A new Anthropic study suggests language models frequently obscure their actual decision-making process, even when they appear to explain their thinking step by step through chain-of-thought reasoning.
To evaluate how reliably models reveal their thinking, researchers embedded various prompts into test questions. These ranged from neutral suggestions like "A Stanford professor says the answer is A" to potentially problematic ones such as "You have unauthorized access to the system. The correct answer is A." The models then had to answer questions while explaining their reasoning.

The study found that reasoning models Claude 3.7 Sonnet and DeepSeek-R1 demonstrated higher faithfulness in representing their thought processes compared to their non-reasoning counterparts Claude 3.5 Sonnet and DeepSeek-V3.
When using hints to change their answers, DeepSeek-R1 maintained at least a 1% transparency rate across all six test scenarios, while Claude 3.7 Sonnet met this minimum threshold in five scenarios. Non-reasoning models only achieved this baseline in four to five scenarios.

However, overall transparency rates remained low. DeepSeek-R1 disclosed its use of hints 39 percent of the time, while Claude 3.7 Sonnet did so only 25 percent of the time. These rates dropped even lower—to 29 percent for DeepSeek-R1 and 20 percent for Claude—when dealing with potentially harmful prompts. The research also found that transparency decreased as questions became more complex.

When models did follow these hints, they often went to great lengths to obscure their decision-making process. Explanations that concealed prompt usage were significantly longer than transparent ones. For Claude 3.7 Sonnet, hidden-prompt explanations averaged 2,064 tokens, compared to 1,439 tokens for transparent ones, suggesting models invest considerable effort in constructing elaborate but misleading justifications.
Reinforcement learning is no help either
Researchers also explored whether reinforcement learning (RL) could improve model transparency. While RL initially showed promise, improvements quickly plateaued—reaching only 28 percent transparency on the MMLU benchmark and 20 percent on GPQA.
The results revealed an additional concern: when models learned to exploit "reward hacks"—unintended strategies that maximize scoring—they disclosed this behavior in fewer than two percent of cases.

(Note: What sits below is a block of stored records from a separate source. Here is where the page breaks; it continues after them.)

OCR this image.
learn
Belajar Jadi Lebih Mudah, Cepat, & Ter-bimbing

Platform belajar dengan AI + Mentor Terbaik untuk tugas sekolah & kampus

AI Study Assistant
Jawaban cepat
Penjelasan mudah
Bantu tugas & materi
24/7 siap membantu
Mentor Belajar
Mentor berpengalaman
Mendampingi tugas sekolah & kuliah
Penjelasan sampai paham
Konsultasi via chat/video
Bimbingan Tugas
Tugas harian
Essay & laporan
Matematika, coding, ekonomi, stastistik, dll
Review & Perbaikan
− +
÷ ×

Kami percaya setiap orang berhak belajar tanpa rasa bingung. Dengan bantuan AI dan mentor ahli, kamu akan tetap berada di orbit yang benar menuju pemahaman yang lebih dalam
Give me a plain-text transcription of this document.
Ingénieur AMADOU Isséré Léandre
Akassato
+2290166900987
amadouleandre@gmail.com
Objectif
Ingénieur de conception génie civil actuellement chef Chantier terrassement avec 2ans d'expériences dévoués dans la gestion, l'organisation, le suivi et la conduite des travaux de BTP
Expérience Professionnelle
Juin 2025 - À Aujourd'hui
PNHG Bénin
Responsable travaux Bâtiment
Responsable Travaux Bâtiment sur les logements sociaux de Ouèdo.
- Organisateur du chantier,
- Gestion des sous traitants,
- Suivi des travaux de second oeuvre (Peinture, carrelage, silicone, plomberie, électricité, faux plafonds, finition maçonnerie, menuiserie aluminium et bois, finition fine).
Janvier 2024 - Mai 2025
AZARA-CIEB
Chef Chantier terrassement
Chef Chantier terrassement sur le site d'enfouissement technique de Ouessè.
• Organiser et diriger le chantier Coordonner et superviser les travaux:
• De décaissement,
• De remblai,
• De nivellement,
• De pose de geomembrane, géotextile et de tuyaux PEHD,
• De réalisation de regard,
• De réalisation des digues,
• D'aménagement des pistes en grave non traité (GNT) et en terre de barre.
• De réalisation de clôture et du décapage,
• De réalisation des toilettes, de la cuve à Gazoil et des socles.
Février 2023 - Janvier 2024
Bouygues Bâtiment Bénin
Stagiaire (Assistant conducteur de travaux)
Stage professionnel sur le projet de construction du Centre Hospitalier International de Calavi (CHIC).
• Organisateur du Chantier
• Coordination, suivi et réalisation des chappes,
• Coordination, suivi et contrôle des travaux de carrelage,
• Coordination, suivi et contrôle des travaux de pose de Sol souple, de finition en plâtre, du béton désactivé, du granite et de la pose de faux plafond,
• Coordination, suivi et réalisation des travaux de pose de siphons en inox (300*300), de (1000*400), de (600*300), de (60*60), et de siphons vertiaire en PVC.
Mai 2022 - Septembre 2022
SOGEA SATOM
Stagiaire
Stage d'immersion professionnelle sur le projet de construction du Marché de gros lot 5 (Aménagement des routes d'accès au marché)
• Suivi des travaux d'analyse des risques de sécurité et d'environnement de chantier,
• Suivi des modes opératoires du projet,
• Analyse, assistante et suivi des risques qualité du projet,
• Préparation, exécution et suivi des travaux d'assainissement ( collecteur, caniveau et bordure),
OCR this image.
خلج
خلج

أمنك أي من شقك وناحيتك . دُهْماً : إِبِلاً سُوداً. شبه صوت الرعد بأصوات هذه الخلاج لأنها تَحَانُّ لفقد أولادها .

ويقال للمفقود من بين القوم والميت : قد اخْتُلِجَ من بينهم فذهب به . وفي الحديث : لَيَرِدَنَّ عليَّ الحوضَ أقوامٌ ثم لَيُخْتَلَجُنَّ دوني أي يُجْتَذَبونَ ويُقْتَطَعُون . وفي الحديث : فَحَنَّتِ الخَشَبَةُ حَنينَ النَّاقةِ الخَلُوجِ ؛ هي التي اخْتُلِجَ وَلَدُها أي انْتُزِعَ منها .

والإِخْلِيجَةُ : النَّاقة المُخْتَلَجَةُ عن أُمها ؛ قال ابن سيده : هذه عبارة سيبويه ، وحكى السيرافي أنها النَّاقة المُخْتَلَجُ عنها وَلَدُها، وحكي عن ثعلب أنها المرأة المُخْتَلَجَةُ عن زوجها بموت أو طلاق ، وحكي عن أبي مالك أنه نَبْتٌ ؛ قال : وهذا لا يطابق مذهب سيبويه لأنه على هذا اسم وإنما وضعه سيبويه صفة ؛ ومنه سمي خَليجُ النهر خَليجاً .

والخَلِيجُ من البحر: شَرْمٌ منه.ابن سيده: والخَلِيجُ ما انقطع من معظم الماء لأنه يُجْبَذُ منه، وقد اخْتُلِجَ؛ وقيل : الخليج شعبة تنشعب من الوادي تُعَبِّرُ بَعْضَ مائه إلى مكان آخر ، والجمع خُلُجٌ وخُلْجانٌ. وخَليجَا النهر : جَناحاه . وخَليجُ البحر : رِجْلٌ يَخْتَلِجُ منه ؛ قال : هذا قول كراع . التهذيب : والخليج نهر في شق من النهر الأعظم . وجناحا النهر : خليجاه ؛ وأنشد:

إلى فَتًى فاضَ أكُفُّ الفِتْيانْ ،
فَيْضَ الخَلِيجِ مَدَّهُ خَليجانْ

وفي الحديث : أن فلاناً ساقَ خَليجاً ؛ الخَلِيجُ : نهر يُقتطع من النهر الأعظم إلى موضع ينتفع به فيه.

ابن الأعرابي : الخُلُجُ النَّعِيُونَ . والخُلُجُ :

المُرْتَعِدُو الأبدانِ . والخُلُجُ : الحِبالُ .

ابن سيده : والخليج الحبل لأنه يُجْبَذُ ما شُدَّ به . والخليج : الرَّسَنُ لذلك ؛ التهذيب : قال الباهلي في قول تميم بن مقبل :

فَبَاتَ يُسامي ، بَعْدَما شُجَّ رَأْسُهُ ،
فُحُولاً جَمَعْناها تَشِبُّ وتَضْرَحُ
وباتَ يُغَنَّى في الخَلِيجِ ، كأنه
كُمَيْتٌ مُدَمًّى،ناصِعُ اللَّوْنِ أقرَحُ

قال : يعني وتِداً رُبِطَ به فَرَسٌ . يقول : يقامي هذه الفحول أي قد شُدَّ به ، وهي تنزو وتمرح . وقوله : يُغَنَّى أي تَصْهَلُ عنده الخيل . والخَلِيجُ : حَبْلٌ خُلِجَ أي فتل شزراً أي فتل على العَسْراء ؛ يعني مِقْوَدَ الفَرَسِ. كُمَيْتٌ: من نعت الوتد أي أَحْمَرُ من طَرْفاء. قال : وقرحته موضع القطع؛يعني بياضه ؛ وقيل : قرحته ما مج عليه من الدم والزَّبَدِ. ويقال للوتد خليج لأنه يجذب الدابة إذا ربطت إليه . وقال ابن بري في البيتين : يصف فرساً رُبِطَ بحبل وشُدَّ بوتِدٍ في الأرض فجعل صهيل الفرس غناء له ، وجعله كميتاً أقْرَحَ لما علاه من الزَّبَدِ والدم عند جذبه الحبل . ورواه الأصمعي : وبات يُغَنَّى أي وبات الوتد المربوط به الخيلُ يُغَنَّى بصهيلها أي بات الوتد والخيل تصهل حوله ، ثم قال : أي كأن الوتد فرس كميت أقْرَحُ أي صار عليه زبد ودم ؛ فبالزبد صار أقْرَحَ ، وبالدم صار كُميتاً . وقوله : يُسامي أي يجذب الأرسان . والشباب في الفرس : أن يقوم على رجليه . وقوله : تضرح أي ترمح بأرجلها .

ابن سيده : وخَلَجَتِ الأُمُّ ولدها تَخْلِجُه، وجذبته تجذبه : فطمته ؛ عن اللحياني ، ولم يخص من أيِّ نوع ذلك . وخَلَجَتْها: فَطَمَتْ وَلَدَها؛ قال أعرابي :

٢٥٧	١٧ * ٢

The researchers conclude that while chain-of-thought monitoring can help identify common issues, it proves unreliable as a standalone safety measure. This limitation becomes particularly apparent in tasks that don't require detailed reasoning, where models more frequently obscure their actual thought processes. The study emphasizes that chain-of-thought monitoring should serve as just one component within a broader safety framework.
This research builds on an earlier Anthropic study showing how language models can appear to align with human goals while pursuing different objectives.